Abstract
In an earlier note 1 it was stated that free sections of fibrin filament were observed moving slowly forward and backward over the face of a red corpuscle without turning around; that fibrin filaments exhibited occasionally a faint diagonal striation indicating a left or right screw-thread; that the same filament showed at one time apparently a left thread and at another a right thread or vice versa; and also that a microcyte touching a red corpuscle at the point of attachment of an actively motile fibrin filament or flagellum, moved slowly first in one direction and then in the opposite direction. This reversal of direction in movement can be explained readily by utilizing the observation that a left helicoid apparently changed into a right helicoid, for with a given rotational direction, either right or left, the helicoid moves in one direction in a resistant medium when it possesses a left twist and in the opposite direction when the twist is right-handed.

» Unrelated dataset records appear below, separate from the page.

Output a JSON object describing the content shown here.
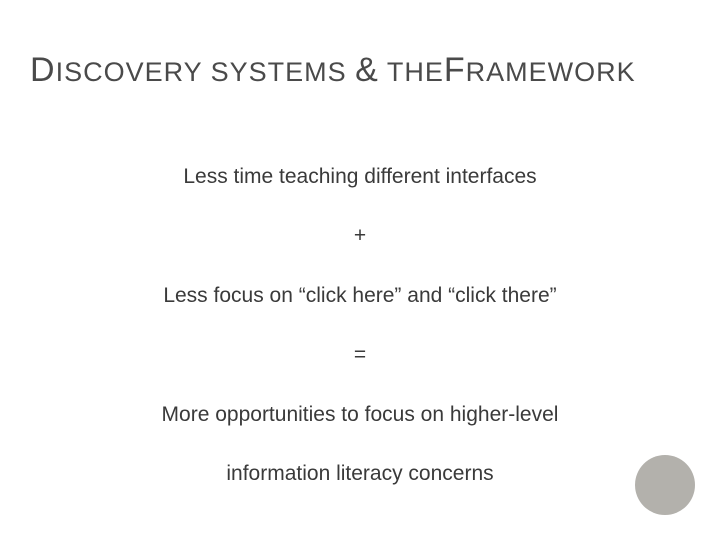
{
  "title": {
    "part1_cap": "D",
    "part1_rest": "ISCOVERY SYSTEMS",
    "amp": "&",
    "part2_small": "THE",
    "part2_cap": "F",
    "part2_rest": "RAMEWORK"
  },
  "body": {
    "line1": "Less time teaching different interfaces",
    "op1": "+",
    "line2": "Less focus on “click here” and “click there”",
    "op2": "=",
    "line3a": "More opportunities to focus on higher-level",
    "line3b": "information literacy concerns"
  }
}
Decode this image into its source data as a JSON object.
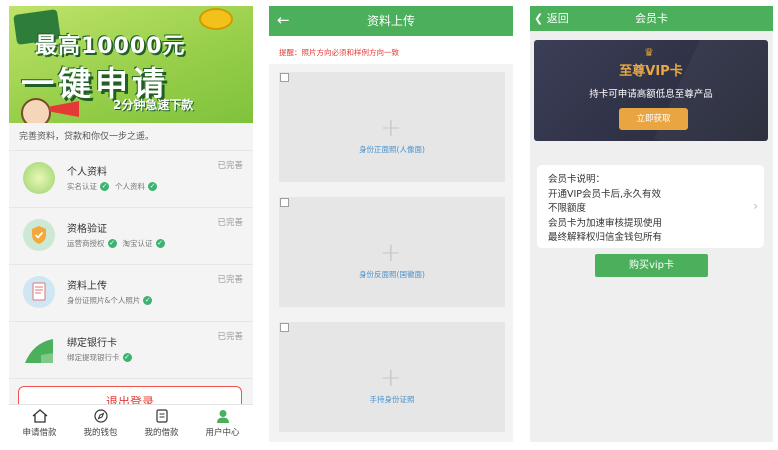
{
  "panel1": {
    "banner": {
      "line1": "最高10000元",
      "line2": "一键申请",
      "line3": "2分钟急速下款"
    },
    "tip": "完善资料，贷款和你仅一步之遥。",
    "items": [
      {
        "title": "个人资料",
        "status": "已完善",
        "subs": [
          "实名认证",
          "个人资料"
        ],
        "icon": "profile-icon"
      },
      {
        "title": "资格验证",
        "status": "已完善",
        "subs": [
          "运营商授权",
          "淘宝认证"
        ],
        "icon": "shield-icon"
      },
      {
        "title": "资料上传",
        "status": "已完善",
        "subs": [
          "身份证照片&个人照片"
        ],
        "icon": "document-icon"
      },
      {
        "title": "绑定银行卡",
        "status": "已完善",
        "subs": [
          "绑定提现银行卡"
        ],
        "icon": "bank-card-icon"
      }
    ],
    "logout": "退出登录",
    "tabs": [
      {
        "label": "申请借款",
        "icon": "home-icon"
      },
      {
        "label": "我的钱包",
        "icon": "compass-icon"
      },
      {
        "label": "我的借款",
        "icon": "bill-icon"
      },
      {
        "label": "用户中心",
        "icon": "user-icon"
      }
    ]
  },
  "panel2": {
    "back": "←",
    "title": "资料上传",
    "warning": "提醒：照片方向必须和样例方向一致",
    "uploads": [
      {
        "caption": "身份正面照(人像面)"
      },
      {
        "caption": "身份反面照(国徽面)"
      },
      {
        "caption": "手持身份证照"
      }
    ]
  },
  "panel3": {
    "back": "返回",
    "title": "会员卡",
    "card": {
      "name": "至尊VIP卡",
      "desc": "持卡可申请高额低息至尊产品",
      "button": "立即获取"
    },
    "info": [
      "会员卡说明：",
      "开通VIP会员卡后,永久有效",
      "不限额度",
      "会员卡为加速审核提现使用",
      "最终解释权归信金钱包所有"
    ],
    "buy": "购买vip卡"
  },
  "colors": {
    "header_green": "#4caf5c",
    "check_green": "#3cb371",
    "gold": "#e9a541",
    "card_dark": "#2c2f42",
    "warning_red": "#e53935",
    "link_blue": "#4a90c9"
  }
}
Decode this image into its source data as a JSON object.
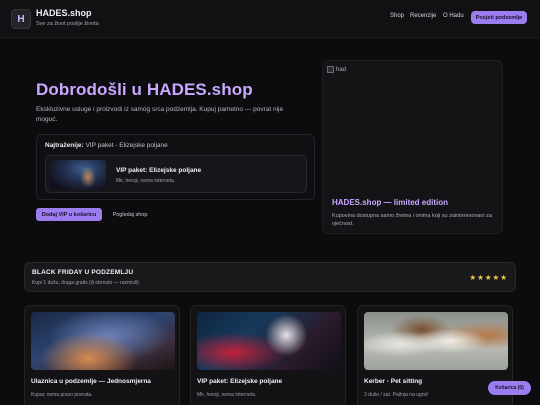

That a right helix can change into a left or vice versa may be demonstrated easily in a model. If about 6 turns are cut from a small spool of spring-brass wire (B & S 19) a helix, generally right twist, will be secured. If the ends of this helix are firmly held in pin-vises, the coils moderately stretched apart and the helix rotated so that one end rotates slightly faster than the other, then a change of screw-thread will occur if the rotation is such that the coils widen and decrease in number. For example, in a wire helix with a right-hand spiral and rotating to the right (clockwise) under the conditions mentioned above, the change of twist generally shows itself first in one or the other terminal loop.